Görüntüdeki iki yıldızdan, sol altta daha sönük, ölmekte olan bir yıldız ve daha genç olan daha parlak bir yıldız yer alıyor. Manzaralarda ayrıyeten NASA’nın yıldızları çevreleyen “kabuklar” olarak isimlendirdiği, her biri sönük, ölmekte olan yıldızın (sağdaki fotoğraftaki sol altta yer alan beyaz cüce) kütlesinin bir kısmını kaybettiği bir periyot olduğunu da işaret ediyor. Yani yıldızlar yaşlandıkça, gücünü yitirdikçe kainata gaz ve toz kabukları salıyor.
Stephan’ın Beşlisi’nin kozmik dansı daha net formda ortaya çıktı
İlk olarak Fransız gökbilimci Édouard Stephan tarafından 1877’de gözlemlenen Stephan Beşlisi, beş galaksinin tuhaf etkileşimini daha evvel hiç görülmediği kadar detaylı halde gösteriyor. JWST’nin paylaştığı bu son manzara, bugüne kadarki en net ve büyük manzara oldu.
Biraz aldatıcı olan bu imgede, en solda yer alan gökada aslında ön planda ve bizden yaklaşık 40 milyon ışıkyılı uzaklıkta yer alıyor. Geriye kadar dört gökada sistemi ise bize yaklaşık 290 milyon ışıkyılı uzaklıkta. Bu dört gökada birbirine o kadar yakın kümelenmiştir ki, aslında birbirleriyle etkileşirler. Manzaranın en dikkat çeken noktalarından biri ise en üstteki galaksinin merkezinde yer alan ve güneşin kütlesinin kabaca 24 milyon katı olan harika kütleli bir kara deliğin bile net bir biçimde görüntülenebilmiş olmasıdır.
JWST, Karina Bulutsusu’nun daha düzgün incelenmesini de sağladı
Samanyolu’nun yaklaşık 7.600 ışıkyılı uzaklıktaki bir bölgesi olan Karina Bulutsusu, JWST sayesinde daha net bir biçimde görüntülendi. Bulutsuda yüzlerce yeni yıldız oluştuğu gözlemlendi. JWST sayesinde yıldızların oluşumunun sakin bir olay olmadığı, fakat kimi istikametlerden üretken olduğu kadar yıkıcı olabilen epey istikrarsız süreçlerle karakterize edilen bir olay olduğu ortaya çıktı.
Görüntünün alt kısmında akan kehribar rengi görüntü, bulutsunun büyük, kaotik yıldız oluşturan bölgesini bizlere sunuyor. Bu bölge o kadar büyük ki, NASA “Kozmik Uçurumlar” olarak isimlendiriyor ve bu kehribar bandındaki en yüksek noktalar yaklaşık yedi ışık yılı yüksekliğinde.

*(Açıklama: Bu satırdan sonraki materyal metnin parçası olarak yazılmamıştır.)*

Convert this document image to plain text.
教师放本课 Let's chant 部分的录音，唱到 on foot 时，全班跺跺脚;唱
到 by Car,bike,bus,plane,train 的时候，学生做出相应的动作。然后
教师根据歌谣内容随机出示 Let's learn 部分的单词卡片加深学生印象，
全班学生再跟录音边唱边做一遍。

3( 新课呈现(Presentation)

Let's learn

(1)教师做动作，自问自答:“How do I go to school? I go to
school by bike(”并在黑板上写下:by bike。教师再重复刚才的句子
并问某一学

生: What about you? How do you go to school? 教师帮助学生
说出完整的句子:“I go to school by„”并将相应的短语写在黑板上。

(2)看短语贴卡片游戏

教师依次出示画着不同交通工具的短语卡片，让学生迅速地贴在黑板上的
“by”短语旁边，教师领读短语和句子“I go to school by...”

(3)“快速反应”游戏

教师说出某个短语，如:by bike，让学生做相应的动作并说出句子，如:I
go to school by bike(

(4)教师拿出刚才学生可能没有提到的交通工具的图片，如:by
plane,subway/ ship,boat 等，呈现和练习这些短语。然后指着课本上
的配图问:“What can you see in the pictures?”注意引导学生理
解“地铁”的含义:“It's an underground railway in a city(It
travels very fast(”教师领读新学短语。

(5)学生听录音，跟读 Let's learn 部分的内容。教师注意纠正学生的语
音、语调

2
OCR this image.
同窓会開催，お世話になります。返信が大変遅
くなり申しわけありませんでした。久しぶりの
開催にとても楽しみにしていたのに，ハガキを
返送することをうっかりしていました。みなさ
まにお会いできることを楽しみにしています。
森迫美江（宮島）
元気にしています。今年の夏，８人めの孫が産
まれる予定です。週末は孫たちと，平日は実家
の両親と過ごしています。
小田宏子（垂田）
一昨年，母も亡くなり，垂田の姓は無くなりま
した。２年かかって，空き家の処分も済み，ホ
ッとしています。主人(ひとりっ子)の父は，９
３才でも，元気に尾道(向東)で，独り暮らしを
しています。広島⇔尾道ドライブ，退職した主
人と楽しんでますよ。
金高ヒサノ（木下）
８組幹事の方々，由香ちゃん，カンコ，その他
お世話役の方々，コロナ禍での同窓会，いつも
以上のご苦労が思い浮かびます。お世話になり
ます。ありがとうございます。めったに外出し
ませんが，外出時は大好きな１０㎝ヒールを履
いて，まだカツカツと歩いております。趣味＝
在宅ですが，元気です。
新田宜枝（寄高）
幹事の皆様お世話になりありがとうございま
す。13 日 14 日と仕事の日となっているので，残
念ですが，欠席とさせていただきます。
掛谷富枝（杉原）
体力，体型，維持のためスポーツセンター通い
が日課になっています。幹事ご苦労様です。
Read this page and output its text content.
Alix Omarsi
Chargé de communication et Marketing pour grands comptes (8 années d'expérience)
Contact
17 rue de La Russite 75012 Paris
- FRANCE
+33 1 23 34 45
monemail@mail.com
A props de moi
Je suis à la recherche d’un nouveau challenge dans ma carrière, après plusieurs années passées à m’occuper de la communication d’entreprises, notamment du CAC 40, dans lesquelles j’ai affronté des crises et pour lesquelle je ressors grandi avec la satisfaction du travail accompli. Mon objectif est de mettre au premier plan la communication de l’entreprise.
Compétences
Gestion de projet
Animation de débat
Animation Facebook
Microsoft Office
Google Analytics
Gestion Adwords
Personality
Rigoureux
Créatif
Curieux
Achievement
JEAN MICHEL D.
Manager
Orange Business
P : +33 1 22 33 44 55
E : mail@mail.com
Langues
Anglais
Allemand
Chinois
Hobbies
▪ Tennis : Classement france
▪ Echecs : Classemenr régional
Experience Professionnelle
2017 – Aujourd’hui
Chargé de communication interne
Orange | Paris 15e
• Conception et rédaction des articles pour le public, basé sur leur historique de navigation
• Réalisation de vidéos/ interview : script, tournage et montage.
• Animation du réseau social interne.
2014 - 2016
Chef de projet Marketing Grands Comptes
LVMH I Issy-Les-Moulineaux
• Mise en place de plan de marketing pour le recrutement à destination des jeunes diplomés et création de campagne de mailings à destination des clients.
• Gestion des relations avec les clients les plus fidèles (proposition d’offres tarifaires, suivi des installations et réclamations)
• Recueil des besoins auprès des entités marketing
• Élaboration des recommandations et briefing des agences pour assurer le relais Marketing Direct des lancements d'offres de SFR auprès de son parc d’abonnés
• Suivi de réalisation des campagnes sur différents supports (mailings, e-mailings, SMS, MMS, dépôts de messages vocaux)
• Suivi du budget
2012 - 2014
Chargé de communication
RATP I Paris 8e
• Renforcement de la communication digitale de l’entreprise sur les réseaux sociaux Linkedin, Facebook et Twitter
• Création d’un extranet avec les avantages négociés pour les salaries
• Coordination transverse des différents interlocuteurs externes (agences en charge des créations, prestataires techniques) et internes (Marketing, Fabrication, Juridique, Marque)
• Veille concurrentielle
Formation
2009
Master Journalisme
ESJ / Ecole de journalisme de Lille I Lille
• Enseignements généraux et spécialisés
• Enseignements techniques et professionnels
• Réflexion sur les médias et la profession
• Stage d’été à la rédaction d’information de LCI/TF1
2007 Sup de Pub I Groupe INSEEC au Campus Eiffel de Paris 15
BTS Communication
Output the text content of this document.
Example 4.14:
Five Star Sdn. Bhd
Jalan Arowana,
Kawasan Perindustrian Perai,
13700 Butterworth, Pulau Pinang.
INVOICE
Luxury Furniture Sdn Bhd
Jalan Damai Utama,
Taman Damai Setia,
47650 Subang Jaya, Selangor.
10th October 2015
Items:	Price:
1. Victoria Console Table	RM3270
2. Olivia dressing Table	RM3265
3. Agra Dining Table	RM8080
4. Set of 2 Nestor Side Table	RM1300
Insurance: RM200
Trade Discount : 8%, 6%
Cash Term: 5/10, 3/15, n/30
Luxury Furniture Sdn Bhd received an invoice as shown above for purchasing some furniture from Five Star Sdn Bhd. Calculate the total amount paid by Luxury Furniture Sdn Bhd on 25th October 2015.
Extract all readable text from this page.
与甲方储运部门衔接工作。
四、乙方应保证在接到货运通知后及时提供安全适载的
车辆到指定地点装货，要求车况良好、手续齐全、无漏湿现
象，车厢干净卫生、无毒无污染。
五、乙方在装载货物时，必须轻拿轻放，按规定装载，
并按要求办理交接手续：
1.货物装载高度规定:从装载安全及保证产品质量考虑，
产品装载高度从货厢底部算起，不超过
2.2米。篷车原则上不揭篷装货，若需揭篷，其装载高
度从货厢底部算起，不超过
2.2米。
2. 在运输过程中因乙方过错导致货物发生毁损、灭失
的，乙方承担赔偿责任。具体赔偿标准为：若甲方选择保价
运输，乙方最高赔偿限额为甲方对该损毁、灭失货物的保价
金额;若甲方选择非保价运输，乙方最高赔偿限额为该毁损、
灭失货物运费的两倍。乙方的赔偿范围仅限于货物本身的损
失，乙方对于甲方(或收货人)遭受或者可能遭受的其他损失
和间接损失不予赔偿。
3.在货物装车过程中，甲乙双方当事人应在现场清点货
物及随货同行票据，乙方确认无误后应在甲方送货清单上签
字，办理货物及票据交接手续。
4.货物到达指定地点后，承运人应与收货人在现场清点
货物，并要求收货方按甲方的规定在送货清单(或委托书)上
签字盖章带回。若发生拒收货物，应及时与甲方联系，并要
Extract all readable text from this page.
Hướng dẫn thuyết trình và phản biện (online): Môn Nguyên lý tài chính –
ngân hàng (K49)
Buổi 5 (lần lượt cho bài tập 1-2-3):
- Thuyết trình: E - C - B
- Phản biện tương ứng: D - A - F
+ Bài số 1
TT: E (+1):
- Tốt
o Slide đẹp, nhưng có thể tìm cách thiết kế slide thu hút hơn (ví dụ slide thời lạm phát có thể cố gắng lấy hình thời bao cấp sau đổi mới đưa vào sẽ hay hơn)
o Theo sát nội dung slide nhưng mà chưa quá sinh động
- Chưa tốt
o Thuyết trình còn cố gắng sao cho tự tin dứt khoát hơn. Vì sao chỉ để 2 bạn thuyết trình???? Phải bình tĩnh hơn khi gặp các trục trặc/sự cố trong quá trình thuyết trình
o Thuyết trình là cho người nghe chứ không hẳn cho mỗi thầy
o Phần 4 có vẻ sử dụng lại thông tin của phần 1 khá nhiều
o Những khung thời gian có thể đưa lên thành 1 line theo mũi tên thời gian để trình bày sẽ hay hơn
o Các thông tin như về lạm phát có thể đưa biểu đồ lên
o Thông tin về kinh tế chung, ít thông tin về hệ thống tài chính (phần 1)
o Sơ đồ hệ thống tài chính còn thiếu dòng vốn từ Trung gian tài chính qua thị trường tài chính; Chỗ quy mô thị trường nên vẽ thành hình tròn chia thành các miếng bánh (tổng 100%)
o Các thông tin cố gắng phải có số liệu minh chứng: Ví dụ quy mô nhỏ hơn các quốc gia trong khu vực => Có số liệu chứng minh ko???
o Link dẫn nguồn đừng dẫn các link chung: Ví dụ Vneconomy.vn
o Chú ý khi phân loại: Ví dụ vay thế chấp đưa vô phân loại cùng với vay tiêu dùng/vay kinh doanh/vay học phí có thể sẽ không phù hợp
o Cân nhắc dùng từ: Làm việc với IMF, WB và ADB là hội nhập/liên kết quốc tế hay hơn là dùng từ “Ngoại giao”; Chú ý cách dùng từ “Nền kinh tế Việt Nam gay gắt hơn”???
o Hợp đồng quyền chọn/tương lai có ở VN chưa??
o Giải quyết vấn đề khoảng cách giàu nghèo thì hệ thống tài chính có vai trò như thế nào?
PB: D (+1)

JWST’den elde edilen dataların, bilim beşerlerine yıldız oluşum süreci hakkında daha fazla bilgi vermesi ve makul bölgelerde neden belli sayıda yıldızın oluştuğunu ve yıldızların sahip oldukları kütle ile nasıl sonuçlandığını belirlemeye yardımcı olması bekleniyor.